The Story of the Yawgoog Trails



Yawgoog Scout Reservation (Camp Yawgoog) is very fortunate to have an extensive network of hiking trails spreading throughout more than 1,800 acres (730 hectares) of its property. Some are easy to hike and are close to the campsites, while others feature cliffs and stretch out into miles. In fact, the network extends south into the 1000-acre (400-hectare) Rockville Wildlife Management Area, north into the 14,000-acre (5,700-hectare) Arcadia Wildlife Management Area and westward into the 24,000-acre (9,700-hectare) Pachaug State Forest in Connecticut. The trail network began with the Toad Rock Trail in 1919, followed by the openings of most of the others soon after the forest fire of 1930. This network has provided an enormous wealth of enjoyment for thousands of hikers, fishers, and campers over the decades since then.

Many people have deeply appreciated this wealth; Chief J. Harold Williams and Philip E. Tracy are two such people. J. Harold Williams served as Scout Executive of Narragansett Council from 1919 to 1962 and Director of Camp Yawgoog from 1919 to 1950; it was during this time that Williams became familiar with the history of the area. He was the primary creator of the trail system; he also was largely responsible for naming many landmarks, like Dinosaur Caves and Smugglers' Cliffs, adding an imaginative dimension to hiking. After more than forty years of experience with Yawgoog, he wrote the original Story of the Yawgoog Trails in 1961, shortly before his retirement the following year. Philip E. Tracy served as Reservation Director from 1971 to 1980; he and other staff wrote additional material for a version of The Story in 1976 to account for changes.

As times change, so do Yawgoog's trails; this is why a revised trail guide has been written. Care has been taken to ensure that new information was added without losing any of the old. This online version has five sections, the first section being a detailed description of the six main trails of camp. The second section lists the older, secondary names of trails while the third section deals with other trails and miscellaneous items. The fourth offers suggested hikes for the Hiking Merit Badge. The fifth part contains brief summaries of the trails to help with hike planning and for quick reference during hikes. Readers looking for a thorough history of the Reservation are encouraged to read The Yawgoog Story by J. Harold Williams and H. Cushman Anthony.
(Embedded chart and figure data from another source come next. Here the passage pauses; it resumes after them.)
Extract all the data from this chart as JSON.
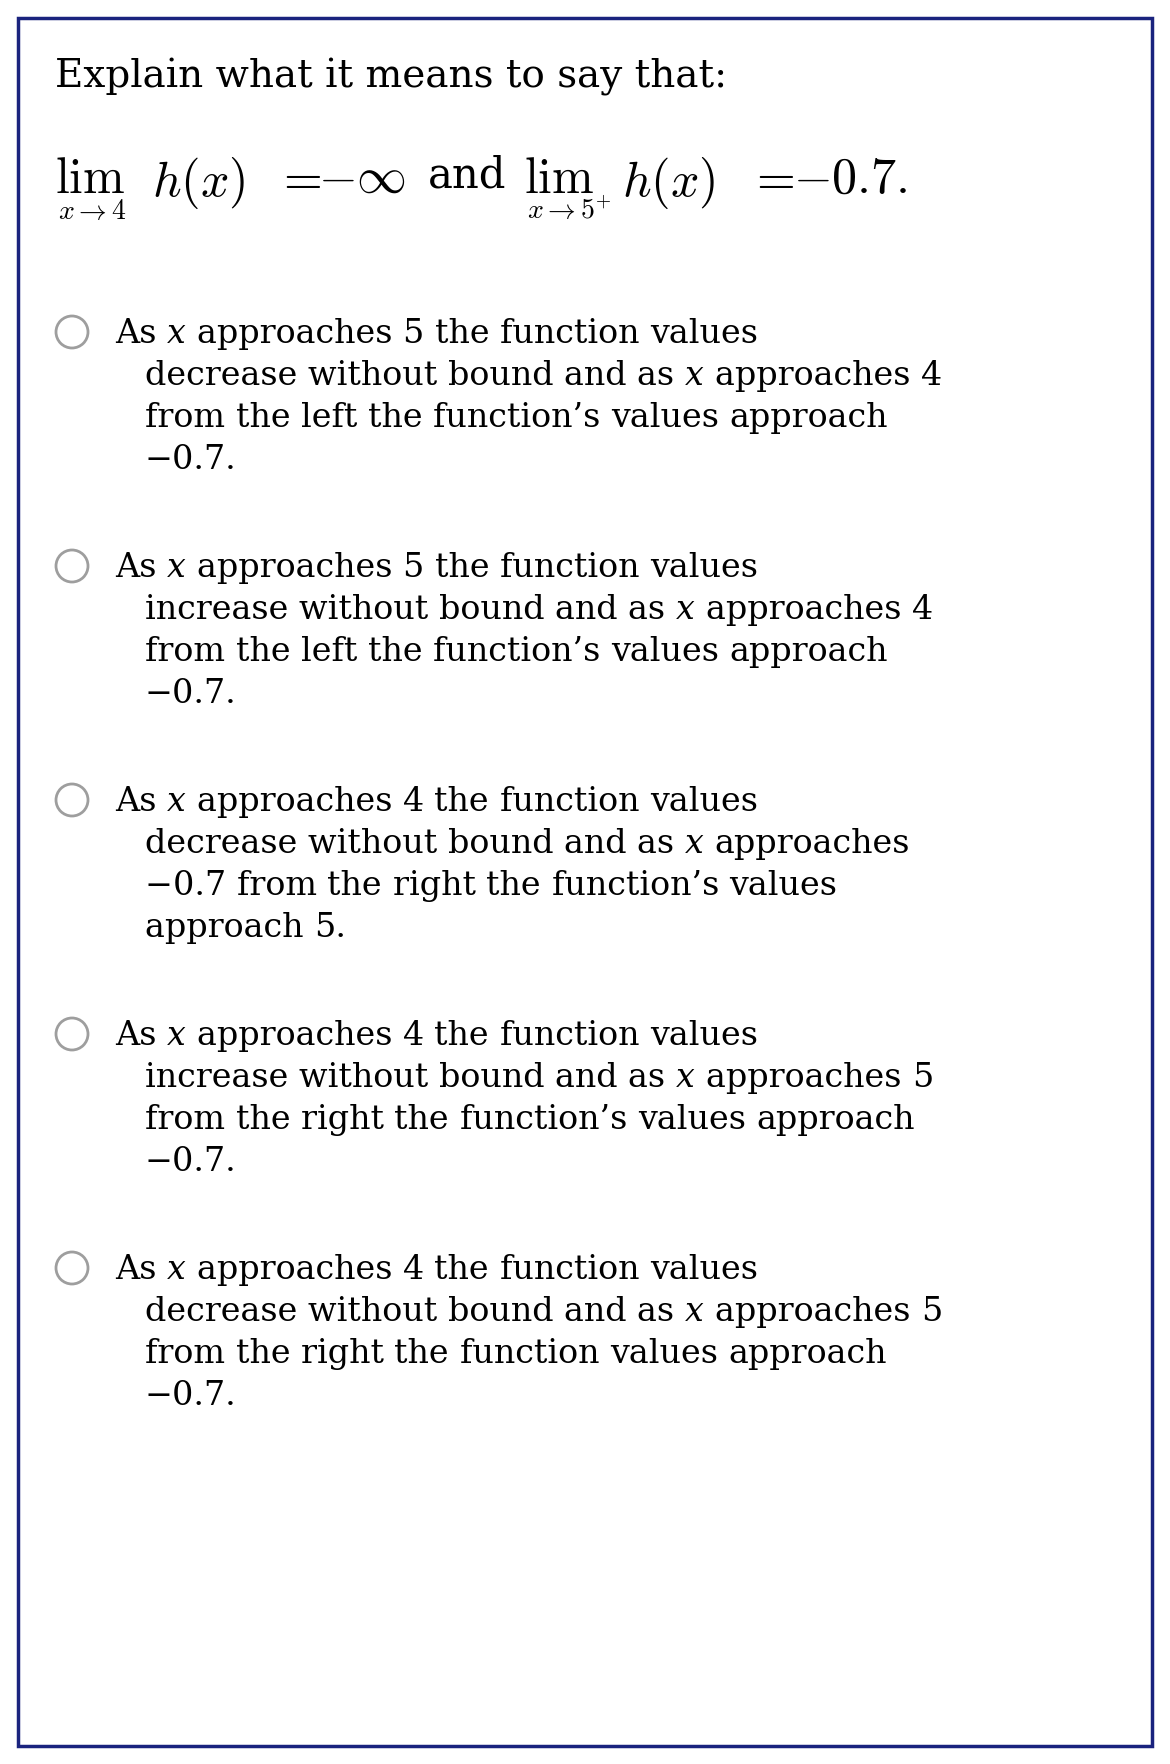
{
  "title_text": "Explain what it means to say that:",
  "background_color": "#ffffff",
  "border_color": "#1a237e",
  "text_color": "#000000",
  "radio_color": "#9e9e9e",
  "options": [
    {
      "lines": [
        "As x approaches 5 the function values",
        "decrease without bound and as x approaches 4",
        "from the left the function’s values approach",
        "−0.7."
      ]
    },
    {
      "lines": [
        "As x approaches 5 the function values",
        "increase without bound and as x approaches 4",
        "from the left the function’s values approach",
        "−0.7."
      ]
    },
    {
      "lines": [
        "As x approaches 4 the function values",
        "decrease without bound and as x approaches",
        "−0.7 from the right the function’s values",
        "approach 5."
      ]
    },
    {
      "lines": [
        "As x approaches 4 the function values",
        "increase without bound and as x approaches 5",
        "from the right the function’s values approach",
        "−0.7."
      ]
    },
    {
      "lines": [
        "As x approaches 4 the function values",
        "decrease without bound and as x approaches 5",
        "from the right the function values approach",
        "−0.7."
      ]
    }
  ],
  "fig_width": 11.7,
  "fig_height": 17.64,
  "dpi": 100
}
The Hiker of the Yawgoog Trails Award, mentioned in Appendix A, is available to those who hike all six major trails. To make your hike a safe one, please bring insect repellent and drinking water. It is recommended that hikers travel in small patrol-sized groups of at least four people. Please bring along a trash bag to, the words of Mr. Tracy, "Keep the trails clean as you hike so those that follow may enjoy the true beauty of this 'Adventureland of the East'" (Williams and Tracy). Finally, as Chief Williams wrote (Williams and Anthony vol. 1 p. 58):

Give a cheer when your hike leaves camp and another when you return - no matter how tired you may be.